Daniel Le Guillou, président de l’EBE Actypoles-Thiers et administrateur de l’association Territoires zéro chômeur de longue durée, salue l’adoption définitive de la loi ce 30 novembre, mais estime que “le chemin à parcourir n’est pas achevé”.
L’expérimentation qui a débuté en janvier 2017 est déjà riche d’enseignements. Le résultat le plus important est que près de 1000 personnes sont sorties de la privation d’emploi et ont été embauchées par 13 Entreprises à But d’Emploi (EBE), soit 80 salariés en moyenne par EBE et cela en moins de quatre ans.
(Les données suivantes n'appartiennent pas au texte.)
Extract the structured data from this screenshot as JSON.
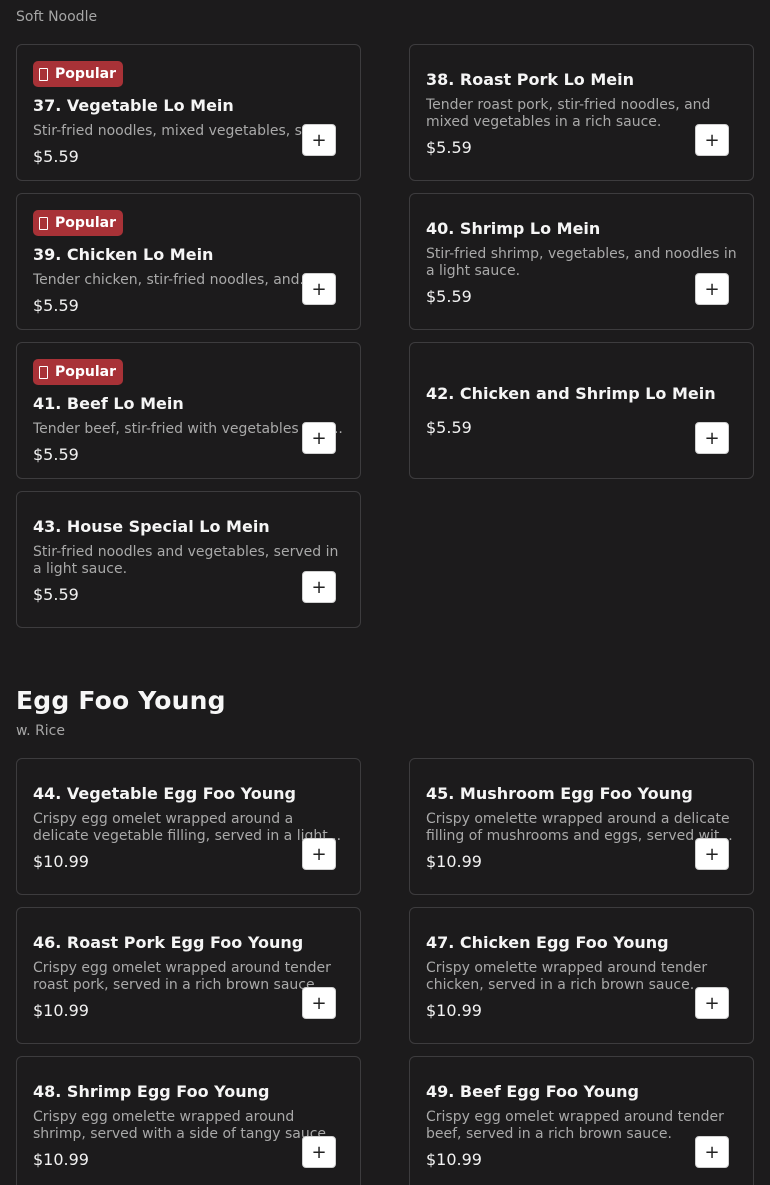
{
  "soft_noodle": {
    "subtitle": "Soft Noodle",
    "items": [
      {
        "title": "37. Vegetable Lo Mein",
        "desc": "Stir-fried noodles, mixed vegetables, soy sauce.",
        "price": "$5.59",
        "badge": "Popular"
      },
      {
        "title": "38. Roast Pork Lo Mein",
        "desc": "Tender roast pork, stir-fried noodles, and mixed vegetables in a rich sauce.",
        "price": "$5.59"
      },
      {
        "title": "39. Chicken Lo Mein",
        "desc": "Tender chicken, stir-fried noodles, and...",
        "price": "$5.59",
        "badge": "Popular"
      },
      {
        "title": "40. Shrimp Lo Mein",
        "desc": "Stir-fried shrimp, vegetables, and noodles in a light sauce.",
        "price": "$5.59"
      },
      {
        "title": "41. Beef Lo Mein",
        "desc": "Tender beef, stir-fried with vegetables and...",
        "price": "$5.59",
        "badge": "Popular"
      },
      {
        "title": "42. Chicken and Shrimp Lo Mein",
        "price": "$5.59"
      },
      {
        "title": "43. House Special Lo Mein",
        "desc": "Stir-fried noodles and vegetables, served in a light sauce.",
        "price": "$5.59"
      }
    ]
  },
  "egg_foo_young": {
    "heading": "Egg Foo Young",
    "subtitle": "w. Rice",
    "items": [
      {
        "title": "44. Vegetable Egg Foo Young",
        "desc": "Crispy egg omelet wrapped around a delicate vegetable filling, served in a light...",
        "price": "$10.99"
      },
      {
        "title": "45. Mushroom Egg Foo Young",
        "desc": "Crispy omelette wrapped around a delicate filling of mushrooms and eggs, served wit...",
        "price": "$10.99"
      },
      {
        "title": "46. Roast Pork Egg Foo Young",
        "desc": "Crispy egg omelet wrapped around tender roast pork, served in a rich brown sauce.",
        "price": "$10.99"
      },
      {
        "title": "47. Chicken Egg Foo Young",
        "desc": "Crispy omelette wrapped around tender chicken, served in a rich brown sauce.",
        "price": "$10.99"
      },
      {
        "title": "48. Shrimp Egg Foo Young",
        "desc": "Crispy egg omelette wrapped around shrimp, served with a side of tangy sauce.",
        "price": "$10.99"
      },
      {
        "title": "49. Beef Egg Foo Young",
        "desc": "Crispy egg omelet wrapped around tender beef, served in a rich brown sauce.",
        "price": "$10.99"
      }
    ]
  },
  "ui": {
    "add_label": "+",
    "icons": {
      "badge": "flame-icon",
      "add": "plus-icon"
    },
    "colors": {
      "background": "#1c1b1c",
      "badge": "#a83237",
      "card_border": "#3d3c3e"
    }
  }
}
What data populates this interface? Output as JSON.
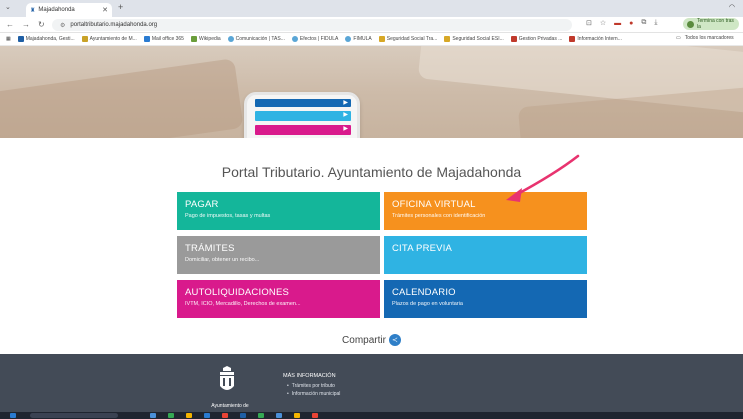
{
  "browser": {
    "tab_title": "Majadahonda",
    "url": "portaltributario.majadahonda.org",
    "profile_label": "Termina con tras la",
    "bookmarks": [
      {
        "label": "Majadahonda, Gesti...",
        "color": "#1f5fa5"
      },
      {
        "label": "Ayuntamiento de M...",
        "color": "#c9a227"
      },
      {
        "label": "Mail office 365",
        "color": "#2a7bd1"
      },
      {
        "label": "Wikipedia",
        "color": "#6a9d3a"
      },
      {
        "label": "Comunicación | TAS...",
        "color": "#5aa6d6"
      },
      {
        "label": "Efectos | FIDULA",
        "color": "#5aa6d6"
      },
      {
        "label": "FIMULA",
        "color": "#5aa6d6"
      },
      {
        "label": "Seguridad Social Tra...",
        "color": "#d7a826"
      },
      {
        "label": "Seguridad Social ESI...",
        "color": "#d7a826"
      },
      {
        "label": "Gestion Privadas ...",
        "color": "#c0392b"
      },
      {
        "label": "Información Intern...",
        "color": "#c0392b"
      }
    ],
    "bookmarks_right": "Todos los marcadores"
  },
  "page": {
    "title": "Portal Tributario. Ayuntamiento de Majadahonda",
    "share_label": "Compartir",
    "tiles": [
      {
        "title": "PAGAR",
        "subtitle": "Pago de impuestos, tasas y multas",
        "color": "#14b69a"
      },
      {
        "title": "OFICINA VIRTUAL",
        "subtitle": "Trámites personales con identificación",
        "color": "#f6911e"
      },
      {
        "title": "TRÁMITES",
        "subtitle": "Domiciliar, obtener un recibo...",
        "color": "#9a9a9a"
      },
      {
        "title": "CITA PREVIA",
        "subtitle": "",
        "color": "#2fb3e3"
      },
      {
        "title": "AUTOLIQUIDACIONES",
        "subtitle": "IVTM, ICIO, Mercadillo, Derechos de examen...",
        "color": "#d91a8c"
      },
      {
        "title": "CALENDARIO",
        "subtitle": "Plazos de pago en voluntaria",
        "color": "#1468b3"
      }
    ],
    "arrow_color": "#e8336f"
  },
  "footer": {
    "crest_text": "Ayuntamiento de",
    "more_info": "MÁS INFORMACIÓN",
    "links": [
      "Trámites por tributo",
      "Información municipal"
    ]
  }
}
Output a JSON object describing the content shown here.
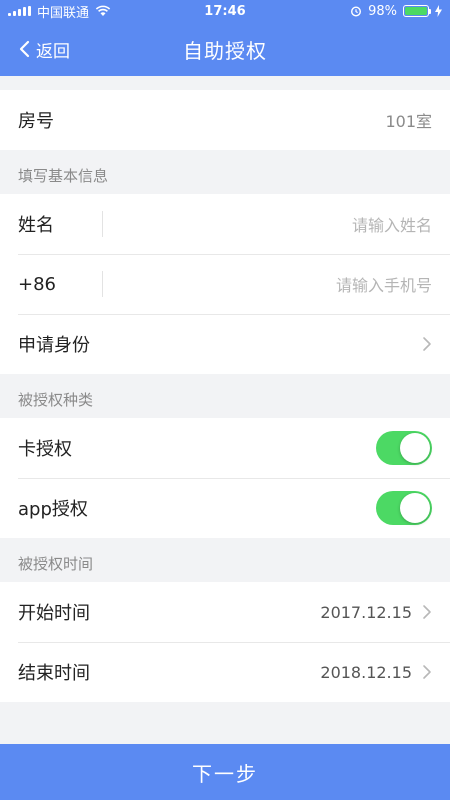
{
  "status_bar": {
    "carrier": "中国联通",
    "time": "17:46",
    "battery": "98%",
    "battery_level": 0.98
  },
  "nav": {
    "back_label": "返回",
    "title": "自助授权"
  },
  "room": {
    "label": "房号",
    "value": "101室"
  },
  "basic_info": {
    "section_title": "填写基本信息",
    "name": {
      "label": "姓名",
      "placeholder": "请输入姓名"
    },
    "phone": {
      "label": "+86",
      "placeholder": "请输入手机号"
    },
    "identity": {
      "label": "申请身份"
    }
  },
  "auth_types": {
    "section_title": "被授权种类",
    "card": {
      "label": "卡授权",
      "enabled": true
    },
    "app": {
      "label": "app授权",
      "enabled": true
    }
  },
  "auth_time": {
    "section_title": "被授权时间",
    "start": {
      "label": "开始时间",
      "value": "2017.12.15"
    },
    "end": {
      "label": "结束时间",
      "value": "2018.12.15"
    }
  },
  "next_button": {
    "label": "下一步"
  },
  "colors": {
    "primary": "#5b8af2",
    "toggle_on": "#4cd964"
  }
}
Cela étant, le chemin à parcourir n’est pas achevé puisqu’il reste sans doute autant de personnes à embaucher pour que le droit à l’emploi soit effectif pour toutes les personnes concernées et notamment pour celles qui étaient les plus éloignées de l’emploi. Au moment où les parlementaires viennent de voter l’extension de l’expérimentation, garantir ce fil rouge du projet est essentiel et suppose, au minimum, que deux conditions soient satisfaites.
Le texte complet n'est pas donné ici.